Ella se inclinó hacia adelante, usando el peso de él contra él mismo, exactamente como él le había enseñado en la academia. Pero en la arena, el movimiento era diferente.

Ellos cayeron juntos, rodando en la arena mojada mientras el agua fría los lavaba.

Renzo acabó por encima de ella, prendiendo los pulsos de Aurora contra la arena.

La respiración de ambos era corta y rápida. El agua del mar escurría por el rostro de Renzo, cayendo sobre el de Aurora.

Renzo— Me derribaste

dijo él, con un orgullo salvaje en la voz.

Renzo— En suelo inestable, fuiste más rápida que el predador.

Ellos se quedaron allí por un largo tiempo, echados en la arena mientras el cielo comenzaba a clarear en tonos de violeta y naranja. Renzo la jaló para su pecho, protegiéndola del viento frío con el propio cuerpo.

Renzo— Mañana el Dr. Aris va a comenzar la limpieza de tu sangre

comenzó Renzo, la voz quedando sombría.

Renzo— No voy a mentirte, Aurora. Va a ser un infierno. El veneno que Mikhail puso en ti va a luchar para quedarse. Vas a sentir dolores que nunca sentiste, tendrás fiebre y tal vez quieras desistir de ver.

Aurora buscó la mano de él en la oscuridad y la llevó al rostro.

Aurora— Yo sobreviví a doce años en un sótano comiendo sobras, Renzo. Yo sobreviví a la soledad absoluta. Si el dolor es el precio para que yo vea el rostro del hombre que me salvó, yo pagaría diez veces más.
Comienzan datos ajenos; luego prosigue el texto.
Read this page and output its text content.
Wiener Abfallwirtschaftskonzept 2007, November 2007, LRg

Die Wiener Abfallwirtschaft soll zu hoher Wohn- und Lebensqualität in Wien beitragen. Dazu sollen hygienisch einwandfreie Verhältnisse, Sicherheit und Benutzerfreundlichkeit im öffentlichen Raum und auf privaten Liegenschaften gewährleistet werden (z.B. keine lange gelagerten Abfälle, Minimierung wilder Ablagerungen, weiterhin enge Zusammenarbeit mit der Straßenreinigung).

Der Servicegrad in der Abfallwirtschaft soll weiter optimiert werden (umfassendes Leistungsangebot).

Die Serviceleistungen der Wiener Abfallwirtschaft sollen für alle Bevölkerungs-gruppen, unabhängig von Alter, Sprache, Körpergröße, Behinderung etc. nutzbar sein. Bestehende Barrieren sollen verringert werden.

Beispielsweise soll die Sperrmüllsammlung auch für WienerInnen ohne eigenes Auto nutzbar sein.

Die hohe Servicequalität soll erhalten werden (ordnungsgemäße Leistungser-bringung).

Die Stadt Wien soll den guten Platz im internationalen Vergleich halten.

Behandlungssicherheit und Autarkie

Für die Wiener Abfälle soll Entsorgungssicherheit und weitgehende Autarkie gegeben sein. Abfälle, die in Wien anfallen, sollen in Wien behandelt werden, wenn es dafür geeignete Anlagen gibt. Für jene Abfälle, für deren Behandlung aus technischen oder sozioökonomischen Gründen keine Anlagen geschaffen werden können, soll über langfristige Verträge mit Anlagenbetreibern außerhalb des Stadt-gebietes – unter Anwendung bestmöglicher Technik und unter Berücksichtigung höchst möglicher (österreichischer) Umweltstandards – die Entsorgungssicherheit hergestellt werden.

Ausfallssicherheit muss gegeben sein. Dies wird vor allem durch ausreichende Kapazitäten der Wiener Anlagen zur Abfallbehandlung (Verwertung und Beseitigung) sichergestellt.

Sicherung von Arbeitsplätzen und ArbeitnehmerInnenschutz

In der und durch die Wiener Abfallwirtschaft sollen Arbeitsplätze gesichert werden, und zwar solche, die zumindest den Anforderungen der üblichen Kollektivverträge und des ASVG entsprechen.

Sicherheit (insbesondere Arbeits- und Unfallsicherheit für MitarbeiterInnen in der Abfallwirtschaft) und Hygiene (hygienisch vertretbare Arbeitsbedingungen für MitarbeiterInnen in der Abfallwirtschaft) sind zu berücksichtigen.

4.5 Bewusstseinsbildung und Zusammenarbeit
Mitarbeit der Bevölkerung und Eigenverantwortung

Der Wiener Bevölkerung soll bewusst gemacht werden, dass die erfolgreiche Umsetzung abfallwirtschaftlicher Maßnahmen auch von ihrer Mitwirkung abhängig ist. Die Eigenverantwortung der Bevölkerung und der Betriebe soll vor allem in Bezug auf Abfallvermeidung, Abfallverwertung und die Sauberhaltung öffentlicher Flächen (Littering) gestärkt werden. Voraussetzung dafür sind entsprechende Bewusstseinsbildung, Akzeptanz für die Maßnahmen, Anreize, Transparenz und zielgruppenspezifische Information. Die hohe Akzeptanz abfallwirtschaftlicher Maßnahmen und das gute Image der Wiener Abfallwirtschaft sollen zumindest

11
Renzo sintió un apretón en el pecho que ninguna bala jamás le había causado. Él la abrazó con más fuerza, sintiendo el olor a mar en los cabellos de ella.

Renzo— Yo estaré allí. En cada minuto. Si necesitas gritar, grita en mí. Si necesitas quebrar algo, quiebra mis manos. Pero tú vas a atravesar eso.

Antes de volver para el coche, Renzo la llevó para una parte más profunda de la ensenada, donde el agua llegaba a la cintura.

Renzo— Sumérgete, Aurora

dijo él.

Renzo— Deja que la sal limpie el resto de aquel sótano. Considera eso un bautismo. La niña que Mikhail creó muere en este océano hoy. La mujer que yo creé es quien va a volver para la ciudad conmigo.

Aurora inspiró profundamente y se sumergió. En aquel silencio subacuático, donde el sonido del mundo era apagado, ella sintió una paz extraña.

El peso del cuerpo desapareció. Ella no era más la ciega, la rojiza, la mercancía. Ella era apenas un ser vivo, fluyendo en la inmensidad.

Cuando ella emergió, sus cabellos estaban pegados al rostro y ella temblaba de frío, pero sus ojos nublados parecían brillar con una nueva determinación.

Renzo la esperaba con una cobija térmica abierta. Él la envolvió y la cargó en los brazos hasta el coche, como si ella fuese la joya más preciosa y frágil de su colección, pero también la más letal.

Renzo— Se acabó la diversión

murmuró él mientras encendía el motor.

Renzo— Ahora, nosotros entramos en la guerra de verdad.

Aurora apoyó la cabeza en el asiento, oyendo el ronquido del motor. Ella sabía que la mañana siguiente traería agujas, luces dolorosas y el fantasma de Mikhail en cada gota de sudor de la desintoxicación.

Pero ella también sabía que, cuando abriese la boca para pedir ayuda, el sabor que encontraría sería la sal de aquella playa y la fuerza de las manos de Renzo.

Ella estaba lista para ver. Aunque la luz tuviese que quemar todo lo que ella había sido antes.